Dylan Neuwirth

Dylan Neuwirth

SCREENS, 2018

Dylan Neuwirth

SCREENS, 2018

Aluminum, argon, mercury, glass, copper, 104 transformers, DMX controller, relays, isolator, hardware

SCREENS was commissioned by Bellevue Arts Museum as a new work for the Forum. The Forum space at BAM was designed as a gathering place for the citizens of Bellevue. As such, SCREENS was commissioned as a work that would operate both within and without the Museum, at night and in the gloomy days of a Northwest winter.

The complex interplay of fluorescent tubes of this sculpture is a form of artificial static. In our digital future of man-made ones and zeros, our personal screens have lost access to natural raw static, the faint analogue trace of the immense powers that created the universe billions of years ago. Neuwirth sees this as a loss, since that low buzz of the late-night CRT television screen connected the private and personal to the unimaginable expanses of interstellar space and time.

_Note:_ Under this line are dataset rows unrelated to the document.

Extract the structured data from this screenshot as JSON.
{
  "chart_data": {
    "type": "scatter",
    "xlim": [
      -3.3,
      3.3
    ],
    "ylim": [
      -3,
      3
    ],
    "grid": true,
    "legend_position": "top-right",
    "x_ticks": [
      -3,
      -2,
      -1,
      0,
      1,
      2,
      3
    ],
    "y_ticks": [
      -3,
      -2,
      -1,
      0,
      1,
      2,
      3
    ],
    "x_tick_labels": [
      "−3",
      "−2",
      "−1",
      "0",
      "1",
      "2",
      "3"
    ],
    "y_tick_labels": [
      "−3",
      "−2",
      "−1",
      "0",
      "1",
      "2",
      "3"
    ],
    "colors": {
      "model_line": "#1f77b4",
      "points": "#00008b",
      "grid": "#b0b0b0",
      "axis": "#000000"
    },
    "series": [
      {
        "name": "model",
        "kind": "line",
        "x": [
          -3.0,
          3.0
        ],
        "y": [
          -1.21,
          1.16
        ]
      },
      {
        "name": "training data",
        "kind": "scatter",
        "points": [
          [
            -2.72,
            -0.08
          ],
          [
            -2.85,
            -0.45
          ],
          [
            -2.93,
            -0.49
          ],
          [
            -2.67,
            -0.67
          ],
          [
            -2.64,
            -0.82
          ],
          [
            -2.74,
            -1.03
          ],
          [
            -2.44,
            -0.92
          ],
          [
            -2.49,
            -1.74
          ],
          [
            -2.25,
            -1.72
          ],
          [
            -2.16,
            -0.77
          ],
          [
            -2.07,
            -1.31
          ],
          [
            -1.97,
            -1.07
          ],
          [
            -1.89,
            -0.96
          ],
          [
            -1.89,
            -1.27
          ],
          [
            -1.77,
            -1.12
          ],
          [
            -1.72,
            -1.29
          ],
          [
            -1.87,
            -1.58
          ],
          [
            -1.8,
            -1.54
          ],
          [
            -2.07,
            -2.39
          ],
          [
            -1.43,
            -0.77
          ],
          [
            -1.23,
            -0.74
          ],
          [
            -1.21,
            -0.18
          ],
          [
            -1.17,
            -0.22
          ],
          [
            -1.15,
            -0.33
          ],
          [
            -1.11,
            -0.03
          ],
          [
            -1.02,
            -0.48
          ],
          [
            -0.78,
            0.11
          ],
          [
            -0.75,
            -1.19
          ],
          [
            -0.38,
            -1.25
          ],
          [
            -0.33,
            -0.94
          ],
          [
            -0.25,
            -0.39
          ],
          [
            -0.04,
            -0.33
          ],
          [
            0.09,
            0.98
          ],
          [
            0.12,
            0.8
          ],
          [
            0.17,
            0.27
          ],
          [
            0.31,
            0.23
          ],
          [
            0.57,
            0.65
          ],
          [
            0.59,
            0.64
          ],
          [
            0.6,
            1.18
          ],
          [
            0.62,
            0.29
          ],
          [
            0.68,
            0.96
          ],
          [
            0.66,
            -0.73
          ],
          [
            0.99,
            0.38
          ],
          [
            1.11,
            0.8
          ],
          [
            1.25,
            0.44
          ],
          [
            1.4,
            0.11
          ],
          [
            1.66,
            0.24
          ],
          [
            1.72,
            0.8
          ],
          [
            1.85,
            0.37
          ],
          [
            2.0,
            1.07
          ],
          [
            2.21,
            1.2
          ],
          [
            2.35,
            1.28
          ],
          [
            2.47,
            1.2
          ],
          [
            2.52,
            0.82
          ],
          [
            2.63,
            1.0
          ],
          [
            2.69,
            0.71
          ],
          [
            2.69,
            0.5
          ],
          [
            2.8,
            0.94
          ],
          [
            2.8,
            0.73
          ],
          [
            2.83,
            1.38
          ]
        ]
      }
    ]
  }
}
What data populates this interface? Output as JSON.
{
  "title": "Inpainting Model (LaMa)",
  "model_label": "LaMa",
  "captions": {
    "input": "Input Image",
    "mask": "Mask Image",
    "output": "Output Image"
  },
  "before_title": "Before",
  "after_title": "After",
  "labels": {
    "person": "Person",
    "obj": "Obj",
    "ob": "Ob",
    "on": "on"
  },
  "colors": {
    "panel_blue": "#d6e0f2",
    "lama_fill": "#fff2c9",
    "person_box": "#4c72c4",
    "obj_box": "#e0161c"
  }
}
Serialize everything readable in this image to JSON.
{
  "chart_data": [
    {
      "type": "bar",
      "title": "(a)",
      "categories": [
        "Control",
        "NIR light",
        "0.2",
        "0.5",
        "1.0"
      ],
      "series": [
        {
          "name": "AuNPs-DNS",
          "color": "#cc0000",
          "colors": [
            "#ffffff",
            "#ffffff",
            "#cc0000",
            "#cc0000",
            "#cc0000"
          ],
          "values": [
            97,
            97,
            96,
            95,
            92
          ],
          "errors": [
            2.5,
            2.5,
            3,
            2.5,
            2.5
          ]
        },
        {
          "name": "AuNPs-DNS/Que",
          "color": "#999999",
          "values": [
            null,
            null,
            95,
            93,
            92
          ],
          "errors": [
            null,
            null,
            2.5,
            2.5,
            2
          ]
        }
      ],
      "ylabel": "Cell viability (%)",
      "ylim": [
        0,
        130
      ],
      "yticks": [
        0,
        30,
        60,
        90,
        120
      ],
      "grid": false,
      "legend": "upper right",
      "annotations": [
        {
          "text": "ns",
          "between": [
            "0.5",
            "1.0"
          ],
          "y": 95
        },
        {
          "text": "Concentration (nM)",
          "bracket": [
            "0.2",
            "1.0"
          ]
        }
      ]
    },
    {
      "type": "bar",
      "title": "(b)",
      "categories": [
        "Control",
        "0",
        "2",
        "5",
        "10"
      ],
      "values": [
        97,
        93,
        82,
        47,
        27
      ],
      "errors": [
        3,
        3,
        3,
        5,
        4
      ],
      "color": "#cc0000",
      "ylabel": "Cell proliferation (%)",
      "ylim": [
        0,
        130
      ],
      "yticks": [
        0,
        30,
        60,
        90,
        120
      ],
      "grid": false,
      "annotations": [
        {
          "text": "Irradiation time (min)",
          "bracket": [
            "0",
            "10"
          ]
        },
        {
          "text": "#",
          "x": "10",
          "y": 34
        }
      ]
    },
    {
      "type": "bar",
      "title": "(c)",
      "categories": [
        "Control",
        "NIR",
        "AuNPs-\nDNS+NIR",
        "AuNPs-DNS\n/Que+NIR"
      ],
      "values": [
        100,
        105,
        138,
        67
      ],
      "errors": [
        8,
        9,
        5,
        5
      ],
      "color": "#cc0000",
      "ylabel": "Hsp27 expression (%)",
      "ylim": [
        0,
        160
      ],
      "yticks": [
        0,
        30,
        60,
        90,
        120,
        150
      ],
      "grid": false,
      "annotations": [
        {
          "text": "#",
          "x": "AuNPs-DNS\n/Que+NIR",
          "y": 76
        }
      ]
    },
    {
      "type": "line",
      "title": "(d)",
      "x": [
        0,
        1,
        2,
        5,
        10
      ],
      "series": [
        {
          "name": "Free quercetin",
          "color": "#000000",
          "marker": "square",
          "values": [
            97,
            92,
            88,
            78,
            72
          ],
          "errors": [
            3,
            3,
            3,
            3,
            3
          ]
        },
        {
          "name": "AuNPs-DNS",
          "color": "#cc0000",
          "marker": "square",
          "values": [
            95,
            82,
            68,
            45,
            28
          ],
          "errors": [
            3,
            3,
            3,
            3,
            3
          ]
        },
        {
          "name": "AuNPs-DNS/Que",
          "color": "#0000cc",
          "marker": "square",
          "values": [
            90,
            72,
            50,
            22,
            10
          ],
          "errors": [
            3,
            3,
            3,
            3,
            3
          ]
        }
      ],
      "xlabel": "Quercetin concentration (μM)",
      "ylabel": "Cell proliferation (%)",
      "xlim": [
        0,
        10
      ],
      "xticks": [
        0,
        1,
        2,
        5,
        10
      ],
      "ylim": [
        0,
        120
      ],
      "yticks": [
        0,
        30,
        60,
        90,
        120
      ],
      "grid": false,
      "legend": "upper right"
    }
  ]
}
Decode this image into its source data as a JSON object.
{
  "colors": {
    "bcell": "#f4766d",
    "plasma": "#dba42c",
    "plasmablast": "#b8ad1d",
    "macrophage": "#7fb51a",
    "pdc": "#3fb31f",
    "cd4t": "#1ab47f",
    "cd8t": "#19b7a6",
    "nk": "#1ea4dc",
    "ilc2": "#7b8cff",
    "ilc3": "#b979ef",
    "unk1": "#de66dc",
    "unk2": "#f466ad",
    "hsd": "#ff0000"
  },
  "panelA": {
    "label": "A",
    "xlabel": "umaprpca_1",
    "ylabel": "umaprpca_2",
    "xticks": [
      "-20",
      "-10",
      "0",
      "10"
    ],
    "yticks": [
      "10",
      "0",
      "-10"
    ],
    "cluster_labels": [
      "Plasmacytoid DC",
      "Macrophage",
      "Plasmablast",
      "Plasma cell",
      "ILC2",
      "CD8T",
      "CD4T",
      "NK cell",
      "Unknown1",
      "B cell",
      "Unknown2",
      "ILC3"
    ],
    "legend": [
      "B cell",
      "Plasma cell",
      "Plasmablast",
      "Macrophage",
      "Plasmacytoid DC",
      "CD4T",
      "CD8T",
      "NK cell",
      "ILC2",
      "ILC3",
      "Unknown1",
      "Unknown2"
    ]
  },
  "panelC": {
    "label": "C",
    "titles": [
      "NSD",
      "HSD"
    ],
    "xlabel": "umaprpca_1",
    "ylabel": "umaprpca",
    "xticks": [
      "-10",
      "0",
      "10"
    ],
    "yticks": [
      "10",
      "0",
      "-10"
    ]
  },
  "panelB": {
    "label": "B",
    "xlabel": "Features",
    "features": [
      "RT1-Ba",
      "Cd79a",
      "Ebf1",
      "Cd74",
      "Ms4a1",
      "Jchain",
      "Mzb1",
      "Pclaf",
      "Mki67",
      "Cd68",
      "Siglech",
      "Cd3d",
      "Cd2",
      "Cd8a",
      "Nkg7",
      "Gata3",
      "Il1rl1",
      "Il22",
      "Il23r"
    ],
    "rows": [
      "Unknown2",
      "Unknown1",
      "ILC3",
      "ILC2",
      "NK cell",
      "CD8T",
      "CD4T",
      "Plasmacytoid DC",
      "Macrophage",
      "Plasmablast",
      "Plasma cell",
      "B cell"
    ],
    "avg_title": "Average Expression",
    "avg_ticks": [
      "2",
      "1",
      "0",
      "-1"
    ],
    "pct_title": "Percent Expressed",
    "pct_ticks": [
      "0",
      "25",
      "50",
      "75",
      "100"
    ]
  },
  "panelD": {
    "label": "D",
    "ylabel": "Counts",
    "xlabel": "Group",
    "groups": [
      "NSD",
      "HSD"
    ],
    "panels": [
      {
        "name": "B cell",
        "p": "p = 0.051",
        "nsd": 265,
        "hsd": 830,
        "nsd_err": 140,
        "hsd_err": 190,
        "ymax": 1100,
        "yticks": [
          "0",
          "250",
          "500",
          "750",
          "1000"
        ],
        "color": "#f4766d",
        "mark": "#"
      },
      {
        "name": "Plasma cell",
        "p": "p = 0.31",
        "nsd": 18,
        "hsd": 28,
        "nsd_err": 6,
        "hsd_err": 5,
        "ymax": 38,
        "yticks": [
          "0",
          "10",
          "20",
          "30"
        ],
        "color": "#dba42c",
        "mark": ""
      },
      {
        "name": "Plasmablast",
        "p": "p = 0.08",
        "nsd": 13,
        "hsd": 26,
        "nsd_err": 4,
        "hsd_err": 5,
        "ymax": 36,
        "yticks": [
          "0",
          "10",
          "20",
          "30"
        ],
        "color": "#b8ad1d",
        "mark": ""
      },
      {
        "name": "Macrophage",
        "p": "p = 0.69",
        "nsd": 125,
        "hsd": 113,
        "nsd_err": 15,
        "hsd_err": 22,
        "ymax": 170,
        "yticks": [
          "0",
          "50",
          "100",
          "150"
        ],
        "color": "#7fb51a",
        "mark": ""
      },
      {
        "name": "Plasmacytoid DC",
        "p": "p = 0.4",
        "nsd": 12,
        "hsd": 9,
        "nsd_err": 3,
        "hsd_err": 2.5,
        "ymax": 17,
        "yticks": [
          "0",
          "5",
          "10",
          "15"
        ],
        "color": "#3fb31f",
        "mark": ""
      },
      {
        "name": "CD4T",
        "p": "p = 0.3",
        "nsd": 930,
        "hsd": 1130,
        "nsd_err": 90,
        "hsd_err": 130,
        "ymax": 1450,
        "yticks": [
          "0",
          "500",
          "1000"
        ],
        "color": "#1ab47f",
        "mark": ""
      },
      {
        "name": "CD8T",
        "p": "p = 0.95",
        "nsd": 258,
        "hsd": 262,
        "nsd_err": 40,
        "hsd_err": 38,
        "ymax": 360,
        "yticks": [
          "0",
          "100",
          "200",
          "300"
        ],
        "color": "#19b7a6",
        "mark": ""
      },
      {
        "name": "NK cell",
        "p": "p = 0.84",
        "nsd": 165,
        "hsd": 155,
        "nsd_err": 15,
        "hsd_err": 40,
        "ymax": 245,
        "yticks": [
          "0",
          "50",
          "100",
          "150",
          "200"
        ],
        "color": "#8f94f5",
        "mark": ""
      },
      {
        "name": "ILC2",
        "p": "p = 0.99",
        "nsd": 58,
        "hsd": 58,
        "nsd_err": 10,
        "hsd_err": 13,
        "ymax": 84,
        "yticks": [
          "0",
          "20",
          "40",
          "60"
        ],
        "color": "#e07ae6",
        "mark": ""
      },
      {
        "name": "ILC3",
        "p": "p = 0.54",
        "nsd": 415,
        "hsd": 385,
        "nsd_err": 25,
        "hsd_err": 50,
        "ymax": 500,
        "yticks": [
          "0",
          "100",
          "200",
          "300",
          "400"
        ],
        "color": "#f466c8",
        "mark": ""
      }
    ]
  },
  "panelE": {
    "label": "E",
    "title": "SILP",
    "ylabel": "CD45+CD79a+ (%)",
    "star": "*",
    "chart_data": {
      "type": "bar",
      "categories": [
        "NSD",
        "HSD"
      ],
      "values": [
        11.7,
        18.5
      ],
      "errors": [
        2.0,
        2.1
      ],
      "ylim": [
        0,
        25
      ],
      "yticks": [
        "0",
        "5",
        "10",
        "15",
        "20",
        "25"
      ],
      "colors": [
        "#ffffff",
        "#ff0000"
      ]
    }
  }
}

Neuwirth’ s static is man-made, of course, programmed by him and his collaborators. One of the artist’s influences is the 1982 Ridley Scott tech-noir movie, Blade Runner, where Harrison Ford pursues artificial humans through a depopulated Los Angeles of 2019. Like SCREENS, movies are artificial contracts, rather than reality itself, but this sculpture invites you to pause, reflect, and imagine yourself hunting down replicants on the rain-soaked mean streets of downtown Bellevue.  ‘She may not live…but then again, who does?”